For a few minutes, as she drank her solitary noon-time tea in the cluttered storeroom behind the dry goods counter, Rachel dared to imagine herself buying passage on the steamboat, Statehood, and returning to the small town on Hood Canal.
Of course, she couldn’t—not for the time being, at least. She needed time to heal, and to reassemble her broken pride. Until she had done these things, she could not reasonably expect to encounter Griffin Fletcher time and time again, as she undoubtedly would, and still retain her dignity.
Suddenly, as she munched dispiritedly on a lettuce sandwich snatched from Miss Cunningham’s kitchen that morning, Jonas Wilkes loomed in her mind. Rachel again felt tremendous guilt for the way she’d left him behind at the picnic. How on earth would she apologize, when and if she ever saw him again?
I’m so sorry, she imagined herself saying. I didn’t mean to abandon you like that, but I had to go up onto the mountain and lose my virginity, you see.

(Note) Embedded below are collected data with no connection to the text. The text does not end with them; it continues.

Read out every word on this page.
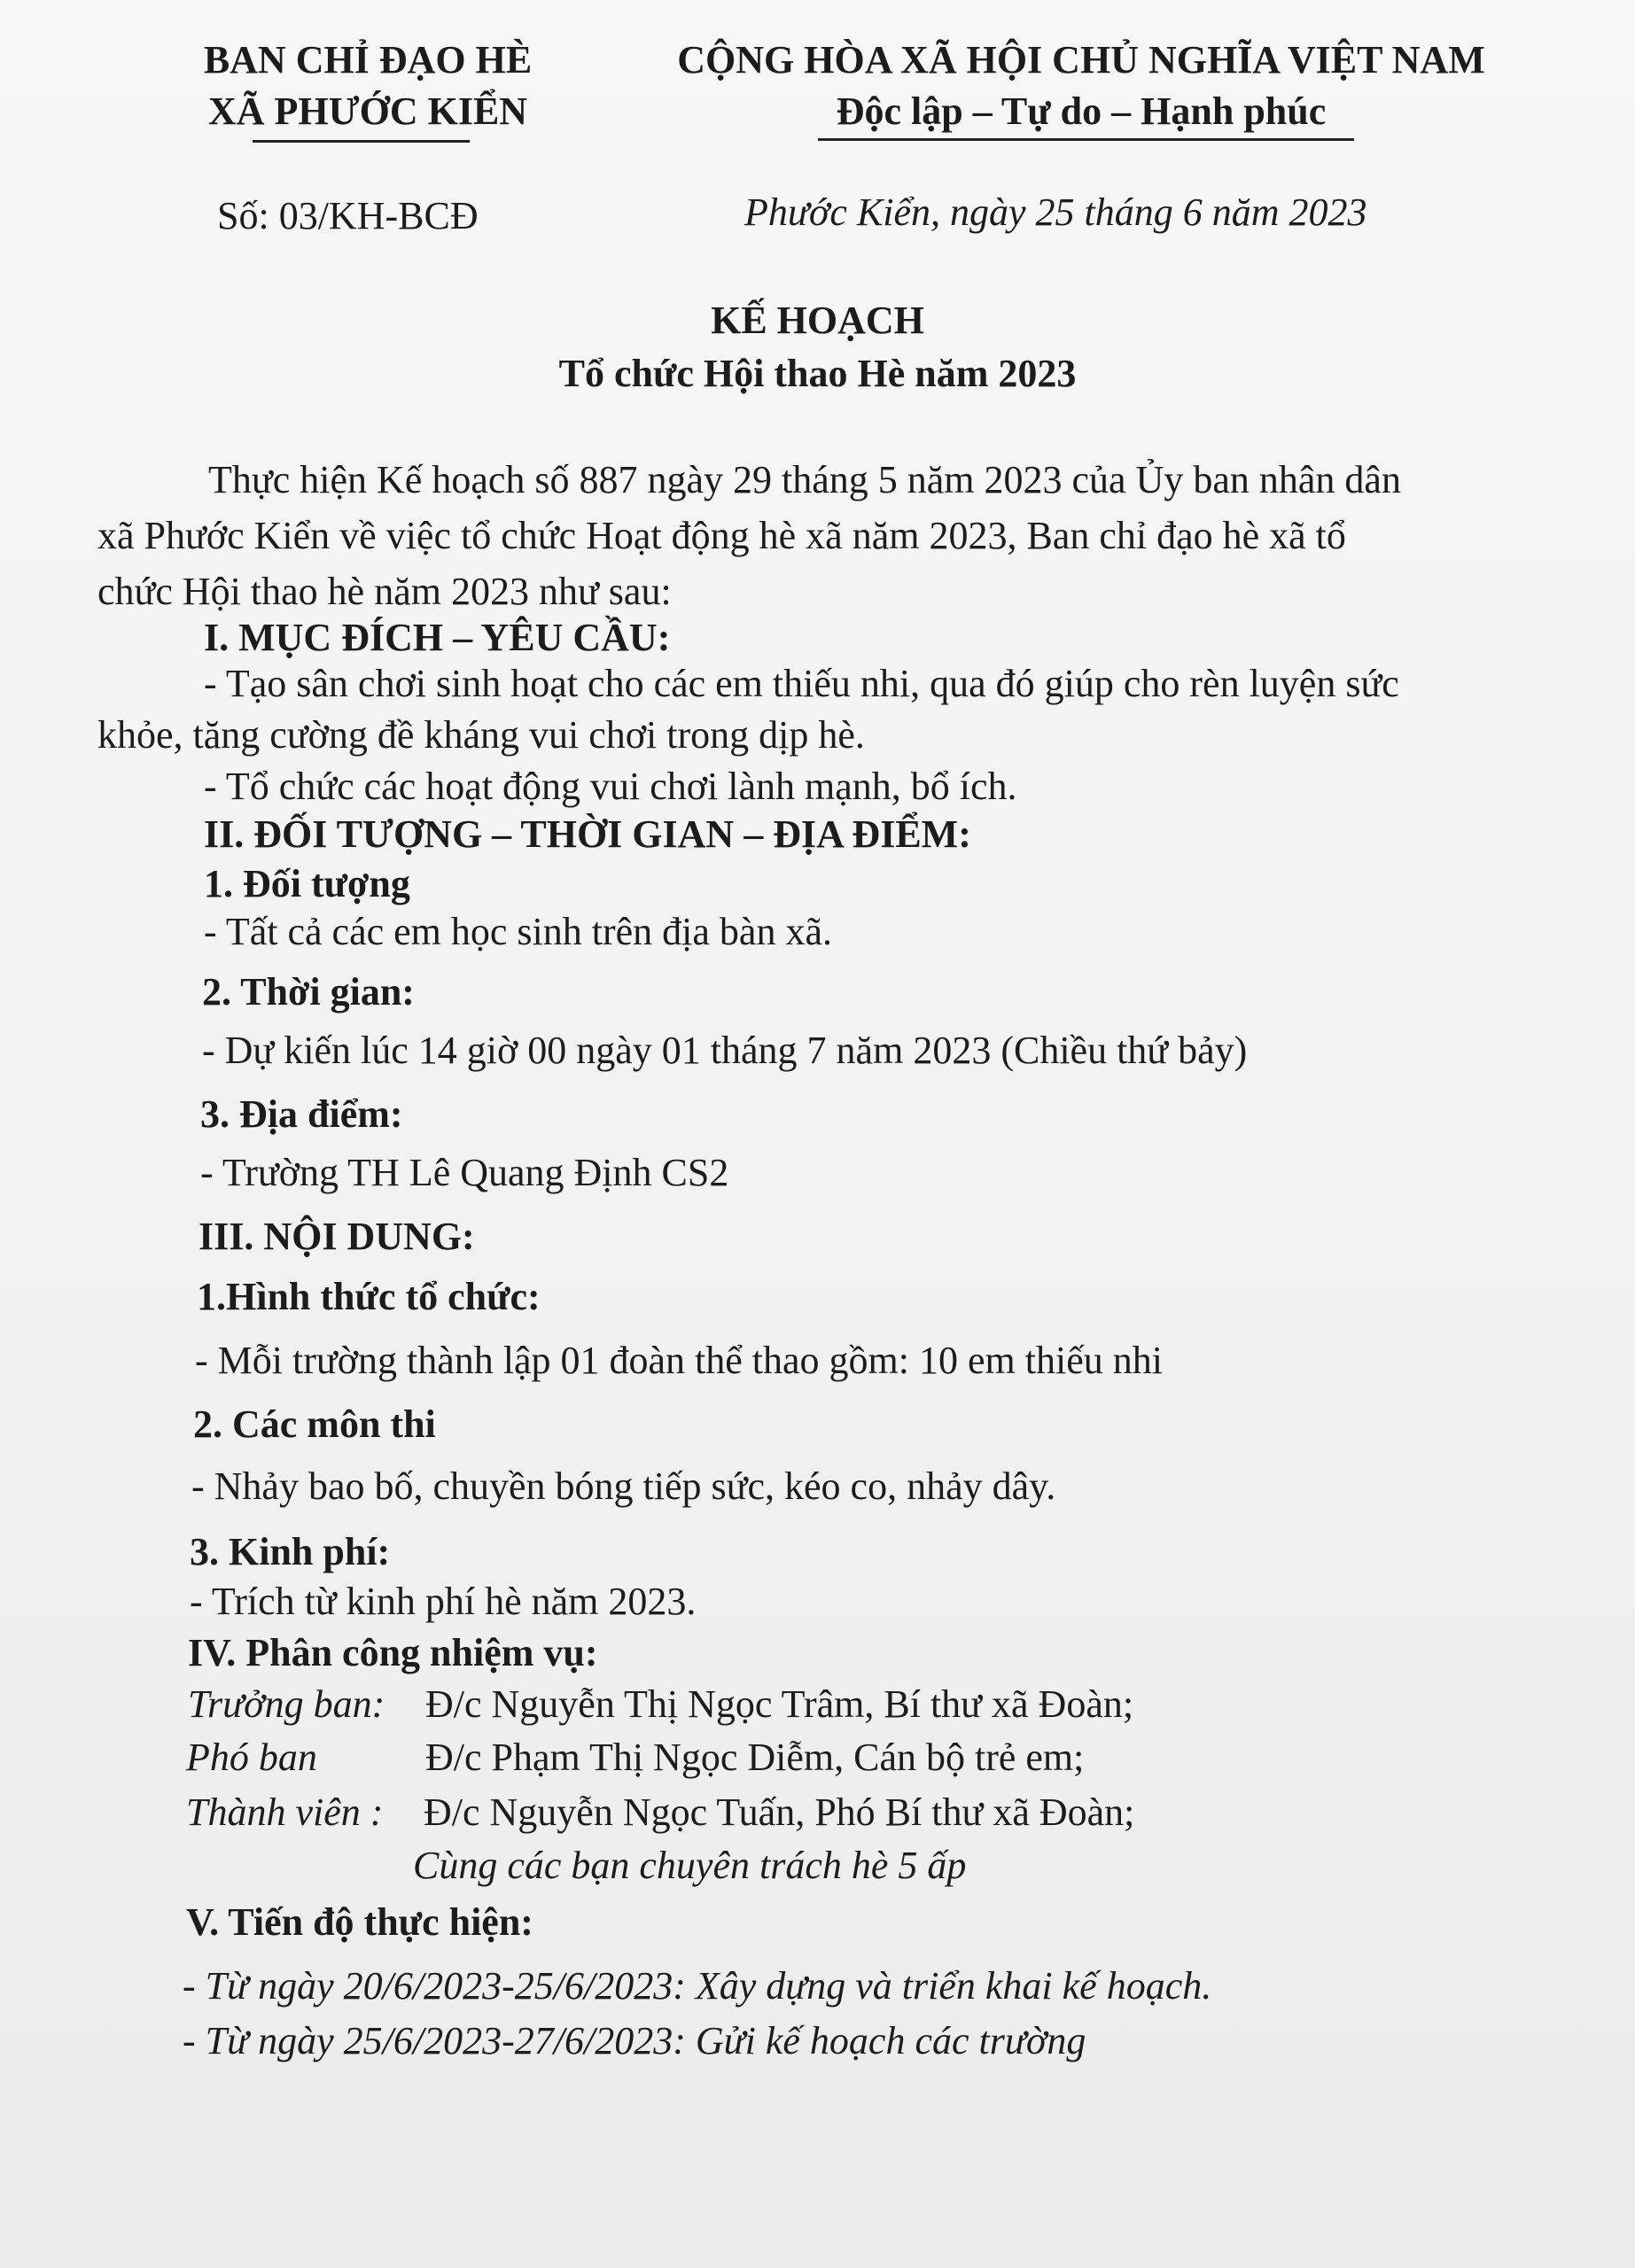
BAN CHỈ ĐẠO HÈ
XÃ PHƯỚC KIỂN
CỘNG HÒA XÃ HỘI CHỦ NGHĨA VIỆT NAM
Độc lập – Tự do – Hạnh phúc
Số: 03/KH-BCĐ	Phước Kiển, ngày 25 tháng 6 năm 2023
KẾ HOẠCH
Tổ chức Hội thao Hè năm 2023
Thực hiện Kế hoạch số 887 ngày 29 tháng 5 năm 2023 của Ủy ban nhân dân
xã Phước Kiển về việc tổ chức Hoạt động hè xã năm 2023, Ban chỉ đạo hè xã tổ
chức Hội thao hè năm 2023 như sau:
I. MỤC ĐÍCH – YÊU CẦU:
- Tạo sân chơi sinh hoạt cho các em thiếu nhi, qua đó giúp cho rèn luyện sức
khỏe, tăng cường đề kháng vui chơi trong dịp hè.
- Tổ chức các hoạt động vui chơi lành mạnh, bổ ích.
II. ĐỐI TƯỢNG – THỜI GIAN – ĐỊA ĐIỂM:
1. Đối tượng
- Tất cả các em học sinh trên địa bàn xã.
2. Thời gian:
- Dự kiến lúc 14 giờ 00 ngày 01 tháng 7 năm 2023 (Chiều thứ bảy)
3. Địa điểm:
- Trường TH Lê Quang Định CS2
III. NỘI DUNG:
1.Hình thức tổ chức:
- Mỗi trường thành lập 01 đoàn thể thao gồm: 10 em thiếu nhi
2. Các môn thi
- Nhảy bao bố, chuyền bóng tiếp sức, kéo co, nhảy dây.
3. Kinh phí:
- Trích từ kinh phí hè năm 2023.
IV. Phân công nhiệm vụ:
Trưởng ban: Đ/c Nguyễn Thị Ngọc Trâm, Bí thư xã Đoàn;
Phó ban	Đ/c Phạm Thị Ngọc Diễm, Cán bộ trẻ em;
Thành viên : Đ/c Nguyễn Ngọc Tuấn, Phó Bí thư xã Đoàn;
Cùng các bạn chuyên trách hè 5 ấp
V. Tiến độ thực hiện:
- Từ ngày 20/6/2023-25/6/2023: Xây dựng và triển khai kế hoạch.
- Từ ngày 25/6/2023-27/6/2023: Gửi kế hoạch các trường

Rachel meant to laugh, but hot tears came to her eyes instead.
She turned her mind to memories of the night before. The trip to Skid Road had been fruitless, and dangerous in the bargain. There had been footsteps echoing behind her as she hurried along the waterfront, and she’d been mute with terror when a sleek carriage had rattled to a stop beside her and disgorged a lividly angry Captain Douglas Frazier.
He had shouted at her in the street, shouted at her in the carriage, shouted at her in Miss Cunningham’s dooryard. And he’d still been angry at breakfast.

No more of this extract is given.